Il continue de regarder dans le vide. Après quelques secondes, qui me paraissent une éternité, j’entends le bruit de déverrouillage de la portière du passager.
— Soit tu pars, et c’est la fin de tout, même de notre relation, soit tu restes et tu nous aides jusqu’au bout.
Sa froideur me percute de plein fouet. Je me sens sonnée. En écoutant le récit de Sisi, je pensais naïvement que Ji Sub était bel et bien cet homme gentil, quoiqu’un peu sur la défensive, que j’avais rencontré. J’espérais que je ne m’étais finalement pas trompée sur lui. En réalité, il m’a bernée et utilisée. Voilà qu’il menace de me quitter. J’avais l’intention de le plaquer, certes, mais ce chantage est odieux même s’il ignore que j’avais déjà fait une croix sur notre relation.
Lorsque nous débarquons sur la digue de la baie de Shinedo, devant le hangar, nous sommes reçus par un vent violent et un joli comité d’accueil. Trois personnes nous considèrent de haut en bas, dont une fille à la peau légèrement bronzée. Une lourde natte noire retombe sur son épaule gauche. Elle me toise clairement. Si elle croit m’impressionner, elle se trompe.

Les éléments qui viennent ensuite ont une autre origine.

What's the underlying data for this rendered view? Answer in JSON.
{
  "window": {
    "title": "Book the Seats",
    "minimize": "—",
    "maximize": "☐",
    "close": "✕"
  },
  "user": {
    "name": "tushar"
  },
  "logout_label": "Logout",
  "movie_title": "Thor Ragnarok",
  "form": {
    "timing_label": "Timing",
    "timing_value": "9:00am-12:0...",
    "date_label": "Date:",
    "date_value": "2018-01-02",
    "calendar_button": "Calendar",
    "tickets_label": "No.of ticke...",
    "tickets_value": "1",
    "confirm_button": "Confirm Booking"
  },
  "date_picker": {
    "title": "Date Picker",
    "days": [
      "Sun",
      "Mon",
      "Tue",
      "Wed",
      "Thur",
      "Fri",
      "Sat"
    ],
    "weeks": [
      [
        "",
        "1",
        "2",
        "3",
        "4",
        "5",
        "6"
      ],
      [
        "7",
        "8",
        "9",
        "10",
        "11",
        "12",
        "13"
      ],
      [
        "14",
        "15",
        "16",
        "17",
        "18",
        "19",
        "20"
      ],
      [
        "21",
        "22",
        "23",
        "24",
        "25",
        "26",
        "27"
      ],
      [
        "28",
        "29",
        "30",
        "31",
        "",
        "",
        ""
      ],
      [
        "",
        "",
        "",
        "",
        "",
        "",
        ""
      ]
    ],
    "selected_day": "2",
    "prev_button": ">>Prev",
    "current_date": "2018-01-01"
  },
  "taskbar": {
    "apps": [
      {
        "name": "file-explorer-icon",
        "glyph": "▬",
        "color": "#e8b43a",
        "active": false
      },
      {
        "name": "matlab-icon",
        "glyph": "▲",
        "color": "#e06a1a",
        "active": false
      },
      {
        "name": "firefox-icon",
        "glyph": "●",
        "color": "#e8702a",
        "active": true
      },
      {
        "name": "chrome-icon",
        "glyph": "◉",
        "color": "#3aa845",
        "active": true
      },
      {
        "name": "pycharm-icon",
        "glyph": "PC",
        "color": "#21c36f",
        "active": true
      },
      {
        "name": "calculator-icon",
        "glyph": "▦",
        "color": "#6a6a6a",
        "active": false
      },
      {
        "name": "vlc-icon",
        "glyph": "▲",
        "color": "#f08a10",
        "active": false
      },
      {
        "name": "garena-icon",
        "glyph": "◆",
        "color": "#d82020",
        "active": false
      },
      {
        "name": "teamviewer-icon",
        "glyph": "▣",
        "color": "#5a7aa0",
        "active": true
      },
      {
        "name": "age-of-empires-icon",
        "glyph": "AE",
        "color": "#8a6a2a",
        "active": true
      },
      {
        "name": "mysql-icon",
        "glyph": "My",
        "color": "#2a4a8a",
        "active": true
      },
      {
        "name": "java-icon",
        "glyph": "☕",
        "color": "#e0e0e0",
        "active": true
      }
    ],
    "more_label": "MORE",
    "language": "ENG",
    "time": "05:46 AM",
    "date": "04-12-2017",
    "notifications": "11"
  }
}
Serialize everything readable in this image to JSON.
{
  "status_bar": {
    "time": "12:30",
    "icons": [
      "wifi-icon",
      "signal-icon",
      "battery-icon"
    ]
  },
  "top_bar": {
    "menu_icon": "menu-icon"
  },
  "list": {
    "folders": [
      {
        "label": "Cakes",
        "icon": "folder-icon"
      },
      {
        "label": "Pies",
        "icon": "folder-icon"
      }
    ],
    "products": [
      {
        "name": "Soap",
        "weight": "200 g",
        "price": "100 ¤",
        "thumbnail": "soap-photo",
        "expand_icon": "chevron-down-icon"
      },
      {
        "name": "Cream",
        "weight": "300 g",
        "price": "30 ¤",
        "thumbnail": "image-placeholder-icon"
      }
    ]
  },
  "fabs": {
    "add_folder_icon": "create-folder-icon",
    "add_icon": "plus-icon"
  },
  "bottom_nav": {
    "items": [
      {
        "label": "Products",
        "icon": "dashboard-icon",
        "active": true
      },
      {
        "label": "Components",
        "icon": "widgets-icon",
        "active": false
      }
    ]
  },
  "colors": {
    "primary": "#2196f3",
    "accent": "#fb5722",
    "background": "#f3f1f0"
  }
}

— Alors, comme ça tu nous as ramené une petite chose fragile, Ji Sub ?
— Tu dois être Maya, je suppose. Ji Sub m’a beaucoup parlé de toi. C’est étrange, je t’imaginais plus effrayante, ris-je.
— Tu oses te moquer de moi ?
— À peine, continué-je de pouffer. Cette fille tient davantage du roquet que du pit-bull.
— Ce serait pas la flic qui a arrêté ce gars au Rokumeikan ? s’étonne une armoire à glace qui me rappelle étrangement Asakusa.
— Je suis flic, certes, mais je veux démissionner. Je suis restée dans les rangs pour espérer pouvoir vous donner plus d’informations sur les escortes de l’Empereur. Malheureusement, je ne suis qu’une bleue. J’ai piraté la radio de mon coéquipier qui fait partie des escortes, et j’ai mis un mouchard ainsi qu’un traceur GPS dans sa voiture. J’essayerai de vous donner les informations en temps réel. Tout sera là-dedans, leur expliqué-je en leur montrant mon pendentif.
— C’est super ça, Mina ! Tu me caches décidément bien des talents, s’émerveille Ji Sub. Il me tape sur les nerfs.
— Petite surprise du chef ! Je te l’avais dit, non ? Je veux vous aider.
Aux yeux de Maya, je devine aisément que cette dernière souhaite m’arracher mon collier et me jeter par-dessus bord. Je plante mon regard dans le sien, comme pour lui signifier que j’ai bien deviné ce qu’il se trame dans sa petite caboche et que je reste sur mes gardes. Bientôt, je suis Ji Sub. Ce dernier ne lance pas le pilote automatique comme c’était le cas lors de notre petite virée « en amoureux ». Il fronce les sourcils et pianote sur le tableau de bord avec dextérité. La porte du zeppelin remonte presque silencieusement pour nous piéger. Il s’agit d’une véritable prouesse technique, à ne pas en douter. Elle se rabat ensuite contre la carlingue. Je suis à la fois seule et trop entourée à bord.